Emotions are temporary


A big game changer in my life; emotions come in waves. They always go away again. And accepting what you feel instead of trying to fight it off often helps the “wave of emotions” pass faster.


One the negative cycles I always got into was feeling bad, stressing about feeling bad, getting angry because I didn’t want to feel bad, which all just made me feel worse. I always thought fighting off depressive thoughts was the way to go, always. But then I learned it isn’t. Accepting that I had a bad day (or a bad week) and that it would eventually pass again made me feel better way quicker. This realization was truly a significant moment in my healing journey. I needed to learn that accepting the way I am includes accepting that I have negative thoughts, bad days, bad weeks and sometimes bad months.


Some things I repeat to myself over and over when I have a bad day are things like this will go away again, this too shall pass, you’ve survived all bad days, weeks and months you have before so you’ll get through this one as well. And this accepting part is hard, however it made a big difference for me as at least I wouldn’t get into that cycle of being angry that I was feeling that way, or being upset that I felt that way which made it worse. I just let it be there, knowing that it’ll go again.


Now this doesn’t mean that I think just simply accepting something will make it go away, it won’t. But it is a start. And it was a great start for me. I have to work hard every day to keep my depressions away, I need to keep training my brain, I need to stick to my work out schedule and so on. But I have been without a depression and without medication for 5 years now, and the accepting was the start of it.


Depression is heavy and fortunately not everyone suffers from it. But this accepting works for very many smaller things as well. When you are in a bad mood, instead of fighting it accept it. When you feel sad, accept it don’t fight it. If we feel a negative emotion come up, accept that it’s there and move on with your day. Often you will forget about it and the negative feeling will be gone before you know it. While if we kept fighting it, it keeps our minds focused on it and it will stay. Don’t let your mood become your mind set.


Something I read once which I think is a pretty cool trick is to instead of saying I am angry; say I feel angry. Angry is not who you are, it’s how you feel in this moment. And the moment will pass again. And angry is no longer how you feel. You are so much more than just your emotions. The emotions are just something you feel right now.
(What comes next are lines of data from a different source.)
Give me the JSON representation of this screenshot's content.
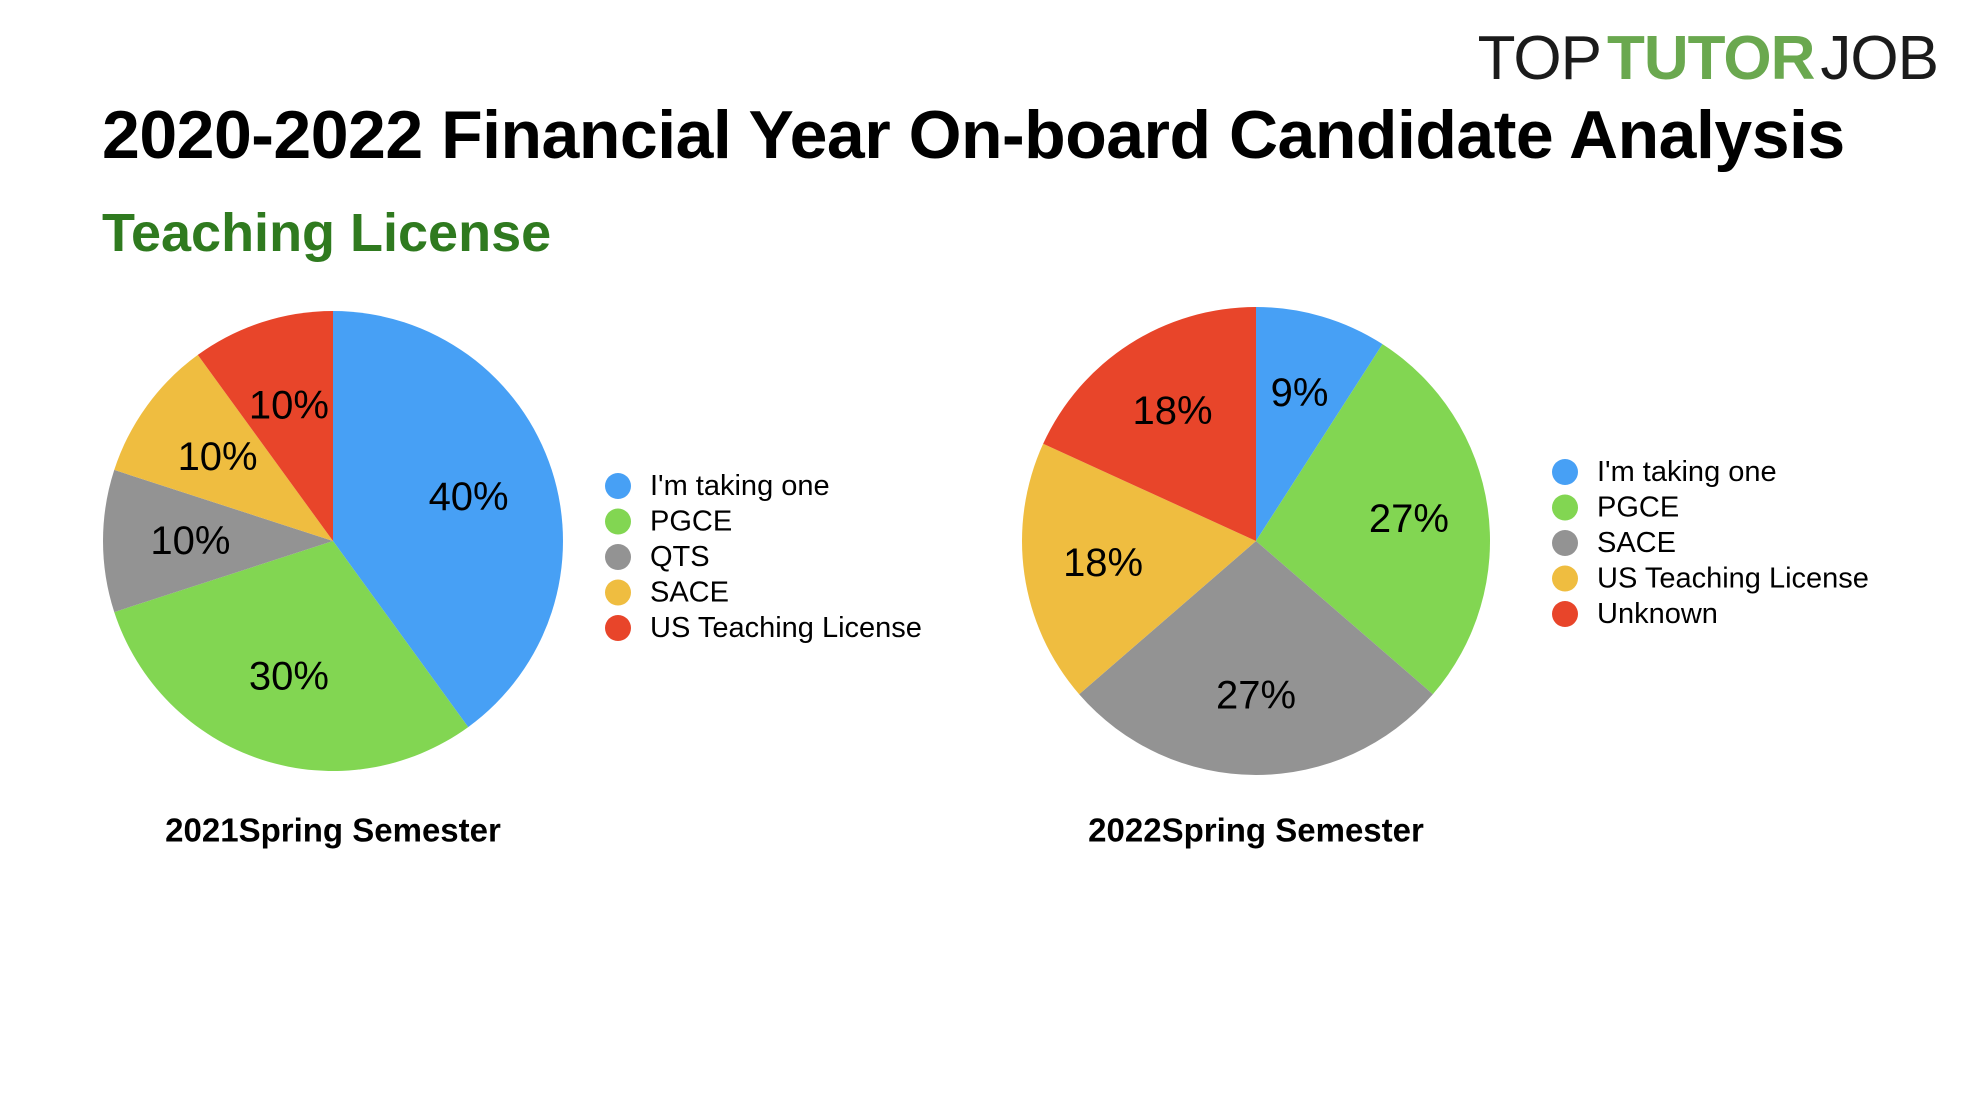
{
  "logo": {
    "part1": "TOP",
    "part2": "TUTOR",
    "part3": "JOB"
  },
  "title": "2020-2022 Financial Year On-board Candidate Analysis",
  "subtitle": "Teaching License",
  "chart_data": [
    {
      "type": "pie",
      "title": "2021Spring Semester",
      "legend_position": "right",
      "slices": [
        {
          "label": "I'm taking one",
          "value": 40,
          "display": "40%",
          "color": "#47a0f5"
        },
        {
          "label": "PGCE",
          "value": 30,
          "display": "30%",
          "color": "#82d652"
        },
        {
          "label": "QTS",
          "value": 10,
          "display": "10%",
          "color": "#939393"
        },
        {
          "label": "SACE",
          "value": 10,
          "display": "10%",
          "color": "#efbd40"
        },
        {
          "label": "US Teaching License",
          "value": 10,
          "display": "10%",
          "color": "#e8452a"
        }
      ]
    },
    {
      "type": "pie",
      "title": "2022Spring Semester",
      "legend_position": "right",
      "slices": [
        {
          "label": "I'm taking one",
          "value": 9,
          "display": "9%",
          "color": "#47a0f5"
        },
        {
          "label": "PGCE",
          "value": 27,
          "display": "27%",
          "color": "#82d652"
        },
        {
          "label": "SACE",
          "value": 27,
          "display": "27%",
          "color": "#939393"
        },
        {
          "label": "US Teaching License",
          "value": 18,
          "display": "18%",
          "color": "#efbd40"
        },
        {
          "label": "Unknown",
          "value": 18,
          "display": "18%",
          "color": "#e8452a"
        }
      ]
    }
  ]
}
Reminding yourself that emotions come in waves and it will always pass again is a powerful tool.





PS Depression is an illness. An illness that needs treatment. And it is very important to find professional help when you need it. I am sharing some of my experiences in dealing with negative thoughts and my depression in my blogs, as maybe these could be helpful to someone else and mostly, I’m sharing them because I wished I had learned these things sooner. Not because I think that my experiences can replace professional help, they don’t.